Przyjrzyjmy się chronologii wydarzeń. Wszystko zaczęło się od ogłoszenia przez Michała Probierza rezygnacji z funkcji trenera 12 czerwca. Wcześniej polska reprezentacja poniosła porażkę 1:2 z Finlandią w Helsinkach podczas eliminacji do Mistrzostw Świata 2026.
Powrót Jerzego Brzęczka do reprezentacji Polski: Zaskakujące wydarzenia
Jakby tego było mało, na kilka godzin przed meczem z Finami wybuchła kontrowersja wokół opaski kapitana. Początkowo trener Probierz poinformował Roberta Lewandowskiego o usunięciu go z funkcji kapitana… telefonicznie.
„Lewy” błyskawicznie zareagował, publikując na portalu społecznościowym oświadczenie, że nie będzie już reprezentował polskiej reprezentacji, dopóki trenerem będzie Probierz, powołując się na utratę zaufania do trenera.
Atmosfera wokół zespołu, jak i w jego wnętrzu, jest ewidentnie daleka od ideału. Niestety, tak jest już od jakiegoś czasu…
Kto obejmie rolę nowego trenera reprezentacji Polski? Według doniesień Sport.pl i Onet/Przegląd Sportowy, Polski Związek Piłki Nożnej ma mieć na myśli silnego kandydata. Wydaje się, że będzie to Jerzy Brzęczek, który może zostać sparowany ze swoim asystentem Łukaszem Piszczkiem i Jakubem Błaszczykowskim – potencjalnie jako menedżer/dyrektor drużyny.
Sam Brzęczek również podzielił się swoimi przemyśleniami na temat tej sytuacji.
„Nawet w trudnych czasach – a reprezentacja narodowa niewątpliwie przeżywa teraz takie chwile – bycie trenerem jest zawsze zaszczytem i czymś wyjątkowym dla każdego. Na pewno rozważyłbym taką możliwość i rozważyłbym ofertę” – czytamy wypowiedzi potencjalnego następcy Probierza.

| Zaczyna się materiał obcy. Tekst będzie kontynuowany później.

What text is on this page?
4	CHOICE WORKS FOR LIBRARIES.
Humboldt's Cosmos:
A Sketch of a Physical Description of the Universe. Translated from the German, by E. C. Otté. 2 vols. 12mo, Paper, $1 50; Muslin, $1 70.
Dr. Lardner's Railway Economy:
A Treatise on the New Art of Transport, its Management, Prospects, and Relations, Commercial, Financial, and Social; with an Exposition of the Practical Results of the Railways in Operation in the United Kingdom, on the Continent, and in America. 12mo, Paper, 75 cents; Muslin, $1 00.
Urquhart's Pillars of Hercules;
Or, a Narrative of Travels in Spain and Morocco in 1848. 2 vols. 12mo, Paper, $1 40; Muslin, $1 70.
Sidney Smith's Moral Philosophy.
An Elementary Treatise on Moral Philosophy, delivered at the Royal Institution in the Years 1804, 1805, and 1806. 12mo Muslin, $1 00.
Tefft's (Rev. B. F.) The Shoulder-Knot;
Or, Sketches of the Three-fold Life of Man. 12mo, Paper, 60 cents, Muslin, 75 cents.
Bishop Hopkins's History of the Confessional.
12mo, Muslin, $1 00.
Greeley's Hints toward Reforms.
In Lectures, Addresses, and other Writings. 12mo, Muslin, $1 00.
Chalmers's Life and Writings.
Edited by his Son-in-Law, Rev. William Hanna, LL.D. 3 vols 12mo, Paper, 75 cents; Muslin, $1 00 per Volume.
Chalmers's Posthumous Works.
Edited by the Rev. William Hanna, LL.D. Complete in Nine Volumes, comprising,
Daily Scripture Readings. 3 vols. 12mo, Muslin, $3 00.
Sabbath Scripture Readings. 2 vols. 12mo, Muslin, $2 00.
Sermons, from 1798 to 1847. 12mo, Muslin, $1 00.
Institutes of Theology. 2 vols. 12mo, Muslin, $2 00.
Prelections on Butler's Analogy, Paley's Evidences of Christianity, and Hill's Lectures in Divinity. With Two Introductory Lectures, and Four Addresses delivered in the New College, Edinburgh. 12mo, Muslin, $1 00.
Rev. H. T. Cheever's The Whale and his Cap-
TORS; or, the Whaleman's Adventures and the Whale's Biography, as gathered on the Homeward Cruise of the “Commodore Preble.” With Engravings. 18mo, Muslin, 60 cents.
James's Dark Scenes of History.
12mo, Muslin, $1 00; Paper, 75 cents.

Warto zaznaczyć, że Brzęczek pełnił wcześniej funkcję selekcjonera reprezentacji w latach 2018-21. Został odwołany przez ówczesnego prezesa Polskiego Związku Piłki Nożnej Zbigniewa Bońka, pomimo zapewnienia sobie kwalifikacji do Euro 2020. Jego następca, Portugalczyk Paulo Sousa, poprowadził drużynę na Mistrzostwa Europy, które zostały przełożone o rok z powodu pandemii COVID-19, ale nie odniósł tam żadnego znaczącego sukcesu.
Czy Robert Lewandowski przywita tego trenera?
Co skłoniło do nagłego rozważenia powrotu Brzęczka? Może to być konsekwencja decyzji Macieja Skorży o odmowie. Polski Związek Piłki Nożnej, za pośrednictwem sekretarza federacji Łukasza Wachowskiego, uznał tego trenera za najlepszego kandydata na następcę Probierza.
Ponieważ ta opcja upadła, badane są nowe możliwości. Wydaje się, że proponowane rozwiązania z udziałem Jana Urbana lub Marka Papszuna, które uzyskały wsparcie mediów i fanów, są obecnie nierealne.
Co Lewandowski mógłby pomyśleć o potencjalnym powrocie Brzęczka? Jest to szczególnie intrygujące, ponieważ „Lewy” wyraźnie i elokwentnie zatrzymał się na kilka sekund, gdy zapytano go o styl drużyny narodowej pod wodzą „Papieża”.
Ta cisza wiele mówiła. Niedługo potem prezes Boniek postanowił rozstać się z Brzęczkiem. Szczerze mówiąc, jeśli chodzi o reprezentację, wsparcie Lewandowskiego jest kluczowe i każdy trener to rozumie.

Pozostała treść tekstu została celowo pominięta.